フィードバック×おじさん=アドバイスになってしまうのでは?
学びの中で「フィードバック」というかかわりが少なからず出てきます。
この「指摘や評価」という部分がなかなか曲者で……
「目標達成に必要な問題解決や成長促進」を目標としているとはいえ、他者からの「指摘や評価」をどのように受け取るかは、フィードバックを受ける人次第。場合によってはアドバイスや助言となってしまうことも多々あります。
わたし自身がこのフィードバックを行う側でもあるので、特に注意を払っているのですが……どうしても伝えたいという思いがあふれてくると、指導的な表現になってしまいます。
日頃「先生」と呼ばれる仕事をしているため、話し方がそのものが指導者・評価者になっているからなのかもしれません。さらには「教えたい」「わかってほしい」という思いが根底にあるので、その疑問に答えなければならないという使命感に駆られてしまうからかもしれません。
それがわたしの中では「指導的、評価的な関わり」と感じているので、結果的にフィードバックが上から目線になってしまっているのではと不安になっているわけです。
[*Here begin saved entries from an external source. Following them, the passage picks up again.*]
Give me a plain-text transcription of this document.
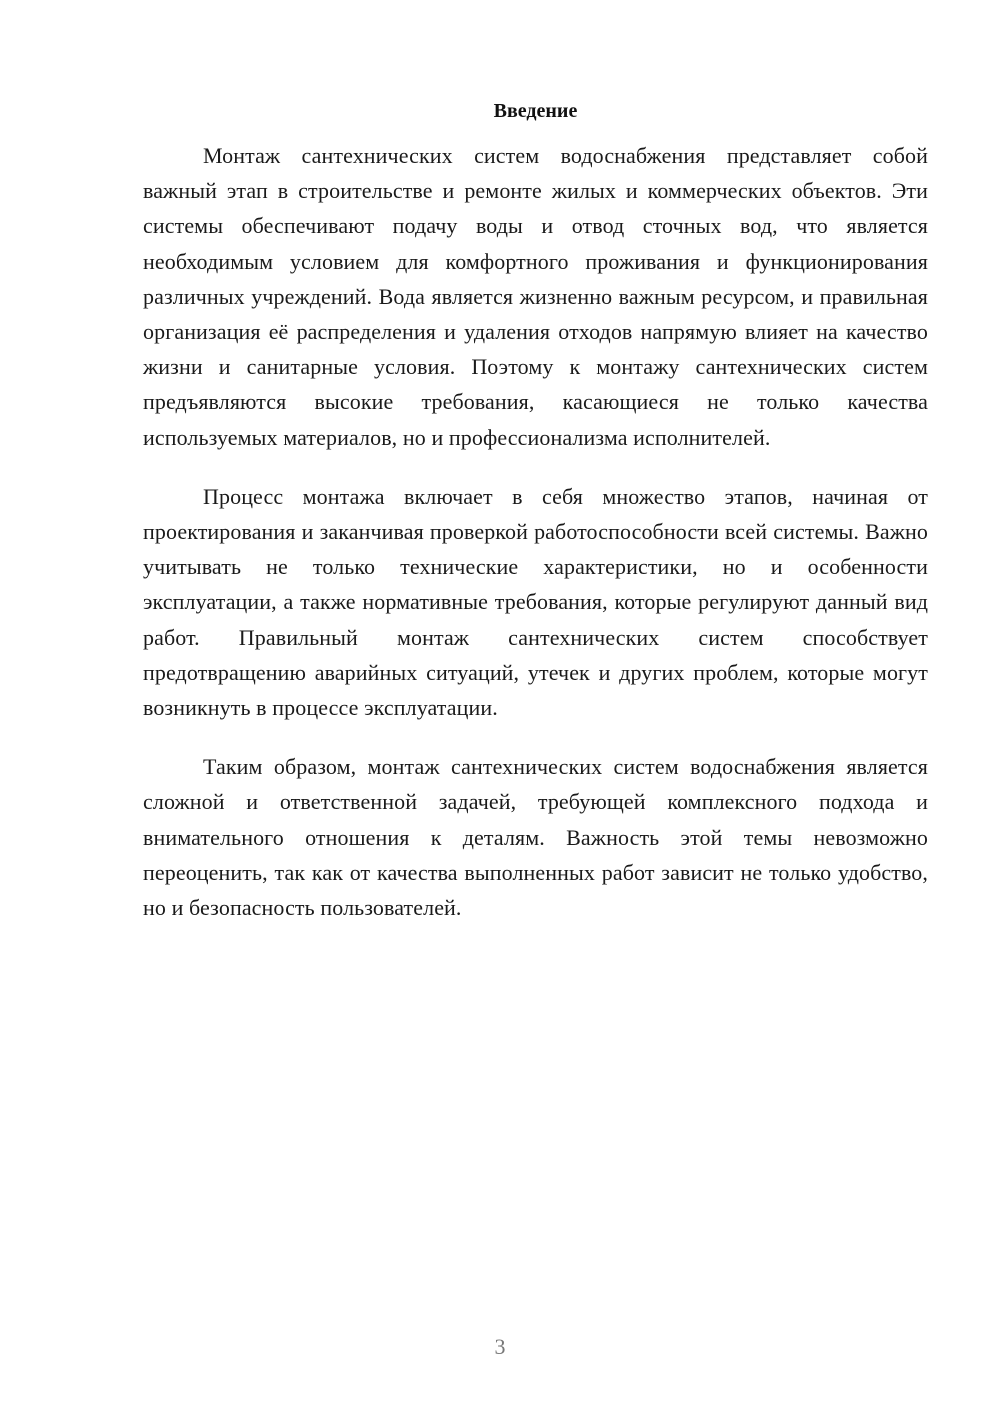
Введение

Монтаж сантехнических систем водоснабжения представляет собой важный этап в строительстве и ремонте жилых и коммерческих объектов. Эти системы обеспечивают подачу воды и отвод сточных вод, что является необходимым условием для комфортного проживания и функционирования различных учреждений. Вода является жизненно важным ресурсом, и правильная организация её распределения и удаления отходов напрямую влияет на качество жизни и санитарные условия. Поэтому к монтажу сантехнических систем предъявляются высокие требования, касающиеся не только качества используемых материалов, но и профессионализма исполнителей.

Процесс монтажа включает в себя множество этапов, начиная от проектирования и заканчивая проверкой работоспособности всей системы. Важно учитывать не только технические характеристики, но и особенности эксплуатации, а также нормативные требования, которые регулируют данный вид работ. Правильный монтаж сантехнических систем способствует предотвращению аварийных ситуаций, утечек и других проблем, которые могут возникнуть в процессе эксплуатации.

Таким образом, монтаж сантехнических систем водоснабжения является сложной и ответственной задачей, требующей комплексного подхода и внимательного отношения к деталям. Важность этой темы невозможно переоценить, так как от качества выполненных работ зависит не только удобство, но и безопасность пользователей.

3
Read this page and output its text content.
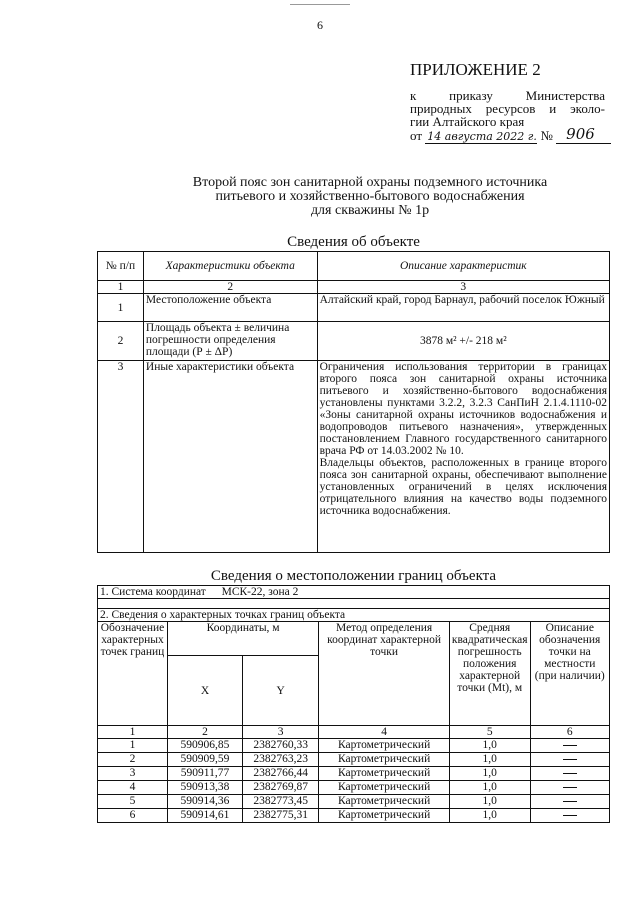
6
ПРИЛОЖЕНИЕ 2
к приказу Министерства
природных ресурсов и эколо-
гии Алтайского края
от 14 августа 2022 г. № 906
Второй пояс зон санитарной охраны подземного источника
питьевого и хозяйственно-бытового водоснабжения
для скважины № 1р
Сведения об объекте
№ п/п	Характеристики объекта	Описание характеристик
1	2	3
1	Местоположение объекта	Алтайский край, город Барнаул, рабочий поселок Южный
2	Площадь объекта ± величина погрешности определения площади (Р ± ΔР)	3878 м² +/- 218 м²
3	Иные характеристики объекта	Ограничения использования территории в границах второго пояса зон санитарной охраны источника питьевого и хозяйственно-бытового водоснабжения установлены пунктами 3.2.2, 3.2.3 СанПиН 2.1.4.1110-02 «Зоны санитарной охраны источников водоснабжения и водопроводов питьевого назначения», утвержденных постановлением Главного государственного санитарного врача РФ от 14.03.2002 № 10.
Владельцы объектов, расположенных в границе второго пояса зон санитарной охраны, обеспечивают выполнение установленных ограничений в целях исключения отрицательного влияния на качество воды подземного источника водоснабжения.
Сведения о местоположении границ объекта
1. Система координат МСК-22, зона 2					

2. Сведения о характерных точках границ объекта					
Обозначение характерных точек границ	Координаты, м		Метод определения координат характерной точки	Средняя квадратическая погрешность положения характерной точки (Mt), м	Описание обозначения точки на местности (при наличии)
	X	Y			
1	2	3	4	5	6
1	590906,85	2382760,33	Картометрический	1,0	
2	590909,59	2382763,23	Картометрический	1,0	
3	590911,77	2382766,44	Картометрический	1,0	
4	590913,38	2382769,87	Картометрический	1,0	
5	590914,36	2382773,45	Картометрический	1,0	
6	590914,61	2382775,31	Картометрический	1,0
これは完全に私の偏見ですが……いわゆる「おじさん」にこの傾向が強いと思うんですよね。年配の男性で、人生経験が豊富で、部署の責任者を務めていたり、仕事で大きな実績を納めていたりすると、さらに強くなります。
「それは○○だから~」とまるですべてをわかっているかのように、良かれと思ってアドバイスするおじさんが周りにいませんか? かくいうわたしもその「おじさん」の一人。気をつけないとつい、上から目線で教えたがってしまいます。
でも、フィードバックの本来の目的は「相談者が自らの力で問題を解決できるよう成長を促すこと」にあるはずです。そのために「軌道修正や動機付けを促すコメント」をするのが理想ですから、一方的な情報提供や指導では不足しています。
では、何が必要なのでしょう?
それは「問いかけ」です。相談者が自らをふりかえり、考えてもらうことが欠かせません。そのきっかけとなるための「問いかけ」がフィードバックの本質です。
例えば、相談を持ち掛けられたとしましょう。
そのときに「~すればいいよ」というのは助言=アドバイスです。
それに対して「○○するには何が必要だと考えていますか?」「自分では何が不足していると感じているのでしょう?」などと、質問をすることで本人に考えてもらう余地を与えます。これがフィードバックの入り口となる問いかけです。これをきっかけに本人にふりかえってもらい、出てきた考えをもとにどうしたらよいかを一緒に考えていくのが、フィードバックのあるべき姿です。
ところが前出の「おじさん」は、一緒に考えるのが苦手なんです(笑)
自分の力で解決して生き抜いてきたという自負があるからなのか、後進に自分の持つノウハウを伝承したいという思いが強いからなのか、ついついしゃべりすぎてしまうんですよね……
エリクソンの漸進的発達理論でいえば、老年期は「統合」であり「英知」という課題があります。助言となってしまうのはこの「英知」を次世代へと受け継ぎたいという思いからくるもの……なのかもしれません。
ここにフィードバックという言葉がピタリとあてはまると、指導的で評価的な表現に至ってしまう……のでしょう。
フィードバックはとても面白いかかわりなのですが、伝え方次第では成長を促すどころか成長の機会を奪ってしまう可能性すらあります。その怖さを十分に理解したうえで、よりよいフィードバックを目指して学び続けていきたいと思います。